# Win a DVD of your choice... (automatic entry after 10 posts)...



## Sonnie (Apr 11, 2006)

*Win a DVD!*

Beginning June 1, 2006 we will have a DVD giveaway for members with a minimum of 10 posts. We will give away one (1) new DVD on the 1st day of each month for seven (7) months straight, thru December 1, 2006. Your choice of any DVD up to a maximum cost of $25.00US (includes fees and shipping). If you find two DVD's for under $25.00US, then we'll buy you two. Each month we will automatically enter every member that has a minimum of 10 posts. One winner will be randomly selected on the 1st of the following month. The member will be notified by email and the members name posted as the winner in the Announcements forum.



Members post padding will be disqualified. Posting 10 quality posts is extremely easy!


The staff of the Shack will not be permitted to win.


Only one win per member during the seven months of giveaways.
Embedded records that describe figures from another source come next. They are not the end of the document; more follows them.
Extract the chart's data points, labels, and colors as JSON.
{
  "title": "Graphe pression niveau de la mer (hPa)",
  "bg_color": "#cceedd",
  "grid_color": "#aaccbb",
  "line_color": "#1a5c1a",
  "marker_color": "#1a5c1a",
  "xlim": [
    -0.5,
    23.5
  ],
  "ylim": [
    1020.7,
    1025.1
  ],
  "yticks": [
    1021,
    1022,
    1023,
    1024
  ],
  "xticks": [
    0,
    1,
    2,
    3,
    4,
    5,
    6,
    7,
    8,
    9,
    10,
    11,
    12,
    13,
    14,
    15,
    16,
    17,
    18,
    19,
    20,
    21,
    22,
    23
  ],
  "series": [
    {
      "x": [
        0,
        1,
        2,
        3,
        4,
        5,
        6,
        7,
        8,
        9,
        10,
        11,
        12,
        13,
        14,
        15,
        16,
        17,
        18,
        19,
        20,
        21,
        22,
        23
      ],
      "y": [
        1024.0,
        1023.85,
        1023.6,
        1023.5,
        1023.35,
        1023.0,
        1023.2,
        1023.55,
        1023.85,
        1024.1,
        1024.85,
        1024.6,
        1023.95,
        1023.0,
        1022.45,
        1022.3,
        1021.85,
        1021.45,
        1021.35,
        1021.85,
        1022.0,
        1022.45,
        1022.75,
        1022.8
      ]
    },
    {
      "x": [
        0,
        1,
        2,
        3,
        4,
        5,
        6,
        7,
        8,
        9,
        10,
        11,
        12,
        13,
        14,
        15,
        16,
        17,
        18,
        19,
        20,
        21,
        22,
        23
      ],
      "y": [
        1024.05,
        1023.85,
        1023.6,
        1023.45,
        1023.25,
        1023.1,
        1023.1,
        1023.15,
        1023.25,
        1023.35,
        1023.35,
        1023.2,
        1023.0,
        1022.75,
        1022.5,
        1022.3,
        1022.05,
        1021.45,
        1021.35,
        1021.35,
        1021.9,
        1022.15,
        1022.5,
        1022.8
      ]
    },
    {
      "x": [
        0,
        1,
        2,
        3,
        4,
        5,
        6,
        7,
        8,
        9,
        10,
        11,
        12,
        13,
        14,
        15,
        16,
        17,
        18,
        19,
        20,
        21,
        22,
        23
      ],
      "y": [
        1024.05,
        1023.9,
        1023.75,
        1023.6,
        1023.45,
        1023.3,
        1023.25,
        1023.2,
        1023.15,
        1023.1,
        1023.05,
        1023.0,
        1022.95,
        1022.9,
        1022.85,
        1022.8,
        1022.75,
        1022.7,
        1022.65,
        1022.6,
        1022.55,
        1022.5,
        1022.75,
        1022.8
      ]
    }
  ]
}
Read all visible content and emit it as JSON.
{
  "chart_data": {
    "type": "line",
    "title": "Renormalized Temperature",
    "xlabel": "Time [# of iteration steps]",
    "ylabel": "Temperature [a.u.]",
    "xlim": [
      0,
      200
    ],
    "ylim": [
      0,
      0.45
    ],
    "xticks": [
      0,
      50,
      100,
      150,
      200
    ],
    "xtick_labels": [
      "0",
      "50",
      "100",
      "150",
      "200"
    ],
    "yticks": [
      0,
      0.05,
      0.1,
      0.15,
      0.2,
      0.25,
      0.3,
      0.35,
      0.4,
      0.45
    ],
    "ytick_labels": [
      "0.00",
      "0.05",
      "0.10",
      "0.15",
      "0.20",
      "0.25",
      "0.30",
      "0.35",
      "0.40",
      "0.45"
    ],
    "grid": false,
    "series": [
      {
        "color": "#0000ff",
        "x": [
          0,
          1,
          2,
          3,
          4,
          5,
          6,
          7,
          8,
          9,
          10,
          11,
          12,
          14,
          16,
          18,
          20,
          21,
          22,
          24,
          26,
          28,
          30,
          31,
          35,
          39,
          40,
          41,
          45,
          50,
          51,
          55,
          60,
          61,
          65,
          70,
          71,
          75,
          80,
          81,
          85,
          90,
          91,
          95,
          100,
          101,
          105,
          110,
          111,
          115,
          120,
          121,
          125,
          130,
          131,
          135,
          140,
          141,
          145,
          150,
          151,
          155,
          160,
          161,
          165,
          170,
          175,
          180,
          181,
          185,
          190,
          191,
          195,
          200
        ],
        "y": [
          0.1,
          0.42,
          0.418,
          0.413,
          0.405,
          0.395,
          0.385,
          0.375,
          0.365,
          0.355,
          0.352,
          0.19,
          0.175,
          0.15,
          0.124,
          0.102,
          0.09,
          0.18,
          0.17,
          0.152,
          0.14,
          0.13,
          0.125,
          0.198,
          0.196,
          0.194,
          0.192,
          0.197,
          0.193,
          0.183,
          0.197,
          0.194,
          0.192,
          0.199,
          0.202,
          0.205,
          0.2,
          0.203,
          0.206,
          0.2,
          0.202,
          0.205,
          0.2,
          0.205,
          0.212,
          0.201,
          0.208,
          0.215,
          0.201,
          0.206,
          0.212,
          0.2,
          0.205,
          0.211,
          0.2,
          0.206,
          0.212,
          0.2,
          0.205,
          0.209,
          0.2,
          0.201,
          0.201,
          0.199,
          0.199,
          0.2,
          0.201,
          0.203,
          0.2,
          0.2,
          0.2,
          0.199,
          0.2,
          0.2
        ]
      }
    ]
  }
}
This is simply one way of showing our appreciation for your participation at the Shack!

All members with 10 posts as of the end of each month will be entered into the giveaway on the 1st of the following month.

The DVD will be ordered from a vendor and sent directly to you. Winning member will be responsible for choosing an Internet vendor which we can place the order with. Simply find your favorite vendor and let us know what you want and we will place the order.

You will be required to furnish us with a valid address to have the DVD shipped to you. We will not be responsible for any extra border fees, taxes, etc., that may be imposed on you. The maximum we will be responsible for is $25.00US.

Good luck!


----------